In order to further explore the mechanism of AZ anti MI/RI, KEGG signaling pathway analysis revealed that AZ anti MI/RI mainly exerts therapeutic effects through the HIF signaling pathway, PI3-AKT signaling pathway, and TNF signaling pathway, which are considered potential signaling pathways for AZ anti MI/RI. The HIF signaling pathway plays an important role during MI/RI. The hypoxia inducible factor HIF α is activated upon sensing hypoxia in the body, and the activated HIF α increases downstream expression of VEGF and eNOS. VEGF is an inducer of angiogenesis that can promote endothelial cell proliferation and improve vascular homeostasis. Nitric oxide synthase eNOS can promote the release of NO, leading to vasodilation and increased arterial blood flow. VEGF and eNOS activation during myocardial tissue hypoxia can promote vasodilation and angiogenesis, providing sufficient oxygen for myocardial tissue. The PI3K-AKT signaling pathway reduces cardiomyocyte apoptosis during MI/RI. The TNF signaling pathway reduces inflammatory response during MI/RI. Previous studies have also shown that promoting vasodilation through the HIF signaling pathway, improving myocardial cell energy metabolism through the PI3K-AKT signaling pathway, and reducing inflammatory response through the TNF signaling pathway are important signaling pathways for treating MI/RI. AZ has the effect of warming yang and promoting blood circulation, among which warming yang refers to improving myocardial energy metabolism and reducing myocardial cell apoptosis. It has been confirmed that it promotes vasodilation and exerts therapeutic effects, but it is still unclear. In this study, it was confirmed that AZ can stimulate the HIF α/VEGF/eNOS pathway, increase the expression of HIF α, VEGF, and NOS proteins in H/R damaged RVEC cells, and promote vasodilation/endothelial cell proliferation. It is worth noting that the therapeutic effect of the high-dose group is not significant in the WB index, which may be due to the unreasonable dose gradient we set and the toxic effects of the active ingredients in Aconitum. The research team will pay attention to this issue in future studies.
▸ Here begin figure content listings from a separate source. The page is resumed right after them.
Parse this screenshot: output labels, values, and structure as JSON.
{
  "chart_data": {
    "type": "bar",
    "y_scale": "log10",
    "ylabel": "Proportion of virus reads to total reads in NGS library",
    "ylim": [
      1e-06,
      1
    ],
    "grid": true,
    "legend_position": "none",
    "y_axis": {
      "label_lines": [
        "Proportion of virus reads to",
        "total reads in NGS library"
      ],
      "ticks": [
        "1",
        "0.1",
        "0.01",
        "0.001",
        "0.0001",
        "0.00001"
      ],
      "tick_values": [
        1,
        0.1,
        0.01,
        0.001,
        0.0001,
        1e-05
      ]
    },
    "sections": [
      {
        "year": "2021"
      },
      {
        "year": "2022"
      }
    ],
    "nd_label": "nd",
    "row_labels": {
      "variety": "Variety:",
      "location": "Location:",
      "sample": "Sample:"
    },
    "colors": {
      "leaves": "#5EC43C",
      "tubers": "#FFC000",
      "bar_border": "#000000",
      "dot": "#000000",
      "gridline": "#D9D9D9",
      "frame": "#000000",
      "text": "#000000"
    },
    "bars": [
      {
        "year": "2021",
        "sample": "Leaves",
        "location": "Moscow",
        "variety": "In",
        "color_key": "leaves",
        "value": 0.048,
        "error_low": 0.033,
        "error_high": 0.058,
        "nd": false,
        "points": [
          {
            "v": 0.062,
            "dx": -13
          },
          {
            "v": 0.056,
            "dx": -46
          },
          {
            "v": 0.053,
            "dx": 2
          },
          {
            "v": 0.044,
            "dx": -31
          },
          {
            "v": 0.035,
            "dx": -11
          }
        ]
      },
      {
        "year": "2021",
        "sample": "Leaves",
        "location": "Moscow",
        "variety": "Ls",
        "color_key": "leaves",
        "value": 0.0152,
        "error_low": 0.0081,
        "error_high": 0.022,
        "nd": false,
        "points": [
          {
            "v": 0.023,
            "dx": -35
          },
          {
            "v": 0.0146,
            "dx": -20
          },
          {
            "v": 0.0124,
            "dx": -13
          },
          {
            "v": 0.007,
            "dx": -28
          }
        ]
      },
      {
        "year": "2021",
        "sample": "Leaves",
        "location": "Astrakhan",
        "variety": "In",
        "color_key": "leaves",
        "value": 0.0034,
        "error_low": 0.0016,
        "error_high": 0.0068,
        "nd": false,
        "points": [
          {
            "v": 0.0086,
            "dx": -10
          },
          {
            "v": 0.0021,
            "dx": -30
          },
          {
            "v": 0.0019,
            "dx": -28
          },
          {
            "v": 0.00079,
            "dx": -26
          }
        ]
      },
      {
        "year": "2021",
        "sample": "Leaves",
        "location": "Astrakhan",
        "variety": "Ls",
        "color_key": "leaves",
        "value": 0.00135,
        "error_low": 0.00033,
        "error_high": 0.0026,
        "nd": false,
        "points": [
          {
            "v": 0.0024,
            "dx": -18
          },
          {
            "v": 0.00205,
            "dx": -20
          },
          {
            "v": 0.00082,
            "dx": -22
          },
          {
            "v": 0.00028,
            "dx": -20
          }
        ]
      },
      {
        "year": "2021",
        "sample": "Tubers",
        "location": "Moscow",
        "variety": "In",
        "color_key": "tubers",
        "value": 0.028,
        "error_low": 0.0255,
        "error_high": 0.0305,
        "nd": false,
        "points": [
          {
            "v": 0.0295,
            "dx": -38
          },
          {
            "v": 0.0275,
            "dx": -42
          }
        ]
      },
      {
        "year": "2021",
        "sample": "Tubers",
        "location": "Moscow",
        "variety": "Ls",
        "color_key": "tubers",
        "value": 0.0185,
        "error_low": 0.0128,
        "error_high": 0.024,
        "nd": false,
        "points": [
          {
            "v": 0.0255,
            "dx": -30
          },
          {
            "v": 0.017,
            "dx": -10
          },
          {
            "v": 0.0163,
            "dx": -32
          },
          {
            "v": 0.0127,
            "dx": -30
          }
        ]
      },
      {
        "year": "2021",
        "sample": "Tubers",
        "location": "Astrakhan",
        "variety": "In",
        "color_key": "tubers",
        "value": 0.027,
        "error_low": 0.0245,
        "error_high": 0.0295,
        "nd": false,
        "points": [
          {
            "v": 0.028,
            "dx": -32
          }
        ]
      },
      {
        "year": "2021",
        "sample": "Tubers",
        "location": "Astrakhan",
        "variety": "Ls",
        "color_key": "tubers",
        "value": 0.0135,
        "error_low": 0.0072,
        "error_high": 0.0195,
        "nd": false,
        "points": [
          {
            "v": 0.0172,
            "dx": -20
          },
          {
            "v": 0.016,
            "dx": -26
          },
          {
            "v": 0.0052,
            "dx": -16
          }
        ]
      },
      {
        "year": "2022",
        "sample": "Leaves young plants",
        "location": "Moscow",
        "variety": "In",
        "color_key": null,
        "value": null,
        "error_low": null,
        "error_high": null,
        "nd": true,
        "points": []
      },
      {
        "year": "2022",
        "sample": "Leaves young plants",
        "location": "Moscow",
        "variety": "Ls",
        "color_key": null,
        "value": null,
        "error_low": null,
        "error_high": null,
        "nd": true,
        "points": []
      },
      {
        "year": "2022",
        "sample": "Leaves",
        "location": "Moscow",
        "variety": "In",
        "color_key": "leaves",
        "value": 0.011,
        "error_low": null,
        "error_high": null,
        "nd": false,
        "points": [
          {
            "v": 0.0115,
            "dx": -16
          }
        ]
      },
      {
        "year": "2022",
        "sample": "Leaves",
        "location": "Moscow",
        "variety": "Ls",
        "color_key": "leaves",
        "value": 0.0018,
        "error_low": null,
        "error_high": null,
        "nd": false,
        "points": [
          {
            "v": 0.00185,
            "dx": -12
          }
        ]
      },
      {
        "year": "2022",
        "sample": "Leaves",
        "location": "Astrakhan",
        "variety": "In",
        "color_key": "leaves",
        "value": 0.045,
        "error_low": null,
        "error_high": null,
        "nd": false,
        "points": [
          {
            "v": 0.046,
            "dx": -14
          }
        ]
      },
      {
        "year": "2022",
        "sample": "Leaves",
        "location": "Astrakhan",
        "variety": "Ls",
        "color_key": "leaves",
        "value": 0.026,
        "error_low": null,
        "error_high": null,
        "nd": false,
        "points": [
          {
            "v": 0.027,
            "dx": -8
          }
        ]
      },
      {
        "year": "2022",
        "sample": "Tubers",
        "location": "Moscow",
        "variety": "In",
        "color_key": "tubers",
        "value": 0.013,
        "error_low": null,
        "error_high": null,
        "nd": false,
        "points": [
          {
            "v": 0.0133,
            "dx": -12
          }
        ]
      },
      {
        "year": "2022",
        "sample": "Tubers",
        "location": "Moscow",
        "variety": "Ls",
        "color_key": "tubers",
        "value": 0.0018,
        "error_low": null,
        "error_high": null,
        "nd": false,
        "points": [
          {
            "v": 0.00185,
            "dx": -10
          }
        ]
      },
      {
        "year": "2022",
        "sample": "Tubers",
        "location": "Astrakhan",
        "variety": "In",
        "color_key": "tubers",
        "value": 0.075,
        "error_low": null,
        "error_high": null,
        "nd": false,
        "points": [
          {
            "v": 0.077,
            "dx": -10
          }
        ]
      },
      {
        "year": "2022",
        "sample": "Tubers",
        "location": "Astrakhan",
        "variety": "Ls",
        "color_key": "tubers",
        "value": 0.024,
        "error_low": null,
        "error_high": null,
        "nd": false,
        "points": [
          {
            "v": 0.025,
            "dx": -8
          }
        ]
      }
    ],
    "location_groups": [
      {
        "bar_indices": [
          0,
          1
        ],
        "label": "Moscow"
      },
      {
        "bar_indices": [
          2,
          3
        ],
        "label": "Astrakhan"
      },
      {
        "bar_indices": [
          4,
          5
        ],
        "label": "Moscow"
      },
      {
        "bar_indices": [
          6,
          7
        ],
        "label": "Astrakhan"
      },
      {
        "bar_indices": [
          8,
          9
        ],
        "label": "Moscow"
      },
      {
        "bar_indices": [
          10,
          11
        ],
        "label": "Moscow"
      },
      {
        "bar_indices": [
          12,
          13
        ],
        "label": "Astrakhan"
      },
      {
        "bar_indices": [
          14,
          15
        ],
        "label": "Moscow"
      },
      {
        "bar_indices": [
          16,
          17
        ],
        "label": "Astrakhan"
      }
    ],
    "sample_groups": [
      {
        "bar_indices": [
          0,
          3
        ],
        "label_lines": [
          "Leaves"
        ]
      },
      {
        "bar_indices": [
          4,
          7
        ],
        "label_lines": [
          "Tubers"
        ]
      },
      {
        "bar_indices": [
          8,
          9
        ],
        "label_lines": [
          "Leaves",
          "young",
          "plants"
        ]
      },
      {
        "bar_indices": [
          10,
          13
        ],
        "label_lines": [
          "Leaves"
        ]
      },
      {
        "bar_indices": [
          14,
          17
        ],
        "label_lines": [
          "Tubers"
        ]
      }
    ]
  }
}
In summary, this study obtained 16 active ingredients and 171 therapeutic targets of AZ; Graph analysis revealed that AKT1, IL6, and TNF are potential targets; GO enrichment analysis revealed that AZ may exert therapeutic effects through apoptosis, inflammation, and vasodilation; KEGG analysis revealed that AZ may exert therapeutic effects through the PI3K-AKT signaling pathway, TNF signaling pathway, and HIF signaling pathway; In vitro studies have found that AZ can increase the survival rate, reduce apoptosis rate, and oxidative damage of RVEC cells damaged by H/R; Increase the expression of HIF – α, VEGF, and eNOS proteins. AZ activates the HIF/VEGF/eNOS signaling pathway to reduce oxidative damage and apoptosis of endothelial cells, promote vasodilation/endothelial cell proliferation, and exert anti myocardial ischemia-reperfusion injury effects, which is consistent with the results predicted by network pharmacology. AZ can promote vasodilation and endothelial cell proliferation through the HIF signaling pathway to exert therapeutic effects, providing a research basis for further development of AZ.